Run the below cell to get a sense for the `temperature` and `freq_penalty` arguments. Play with your own prompt and try other values.

Note: your model can generate newlines or non-printing characters, so calling `print` on generated text sometimes looks awkward on screen.
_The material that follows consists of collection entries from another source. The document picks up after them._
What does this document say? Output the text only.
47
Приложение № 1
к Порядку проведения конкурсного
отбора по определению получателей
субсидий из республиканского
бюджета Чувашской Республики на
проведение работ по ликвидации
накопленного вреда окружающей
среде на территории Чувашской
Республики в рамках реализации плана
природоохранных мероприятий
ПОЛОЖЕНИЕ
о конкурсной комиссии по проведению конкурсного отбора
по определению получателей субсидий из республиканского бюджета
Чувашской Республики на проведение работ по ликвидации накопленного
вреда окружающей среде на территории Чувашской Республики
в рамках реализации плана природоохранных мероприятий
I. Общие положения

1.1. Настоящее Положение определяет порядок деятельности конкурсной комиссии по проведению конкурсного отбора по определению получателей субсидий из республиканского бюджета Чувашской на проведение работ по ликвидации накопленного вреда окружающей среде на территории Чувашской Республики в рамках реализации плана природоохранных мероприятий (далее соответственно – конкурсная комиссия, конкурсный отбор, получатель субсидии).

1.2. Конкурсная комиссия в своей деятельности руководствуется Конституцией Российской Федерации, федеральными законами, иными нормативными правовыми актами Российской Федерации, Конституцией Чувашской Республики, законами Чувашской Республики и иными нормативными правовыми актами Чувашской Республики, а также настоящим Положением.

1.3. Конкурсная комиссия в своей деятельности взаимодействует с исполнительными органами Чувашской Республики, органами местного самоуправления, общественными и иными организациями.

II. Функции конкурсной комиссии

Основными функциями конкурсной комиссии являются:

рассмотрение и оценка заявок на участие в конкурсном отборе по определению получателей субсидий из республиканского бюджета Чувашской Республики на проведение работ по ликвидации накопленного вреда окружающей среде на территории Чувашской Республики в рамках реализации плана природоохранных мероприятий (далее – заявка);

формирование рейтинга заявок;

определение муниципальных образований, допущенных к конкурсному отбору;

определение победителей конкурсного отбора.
You can call `repr` on the string before printing to have the string escaped nicely.

In [None]:
sampler = TransformerSampler(model, tokenizer)

N_RUNS = 1
your_prompt = "Jingle bells, jingle bells, jingle all the way"
cases = [
    ("High freq penalty", dict(frequency_penalty=100.0)),
    ("Negative freq penalty", dict(frequency_penalty=-3.0)),
    ("Too hot!", dict(temperature=2.0)),
    ("Pleasantly cool", dict(temperature=0.7)),
    ("Pleasantly warm", dict(temperature=0.9)),
    ("Too cold!", dict(temperature=0.01)),
]

table = Table("Name", "Kwargs", "Output", title="Sampling - Manual Testing")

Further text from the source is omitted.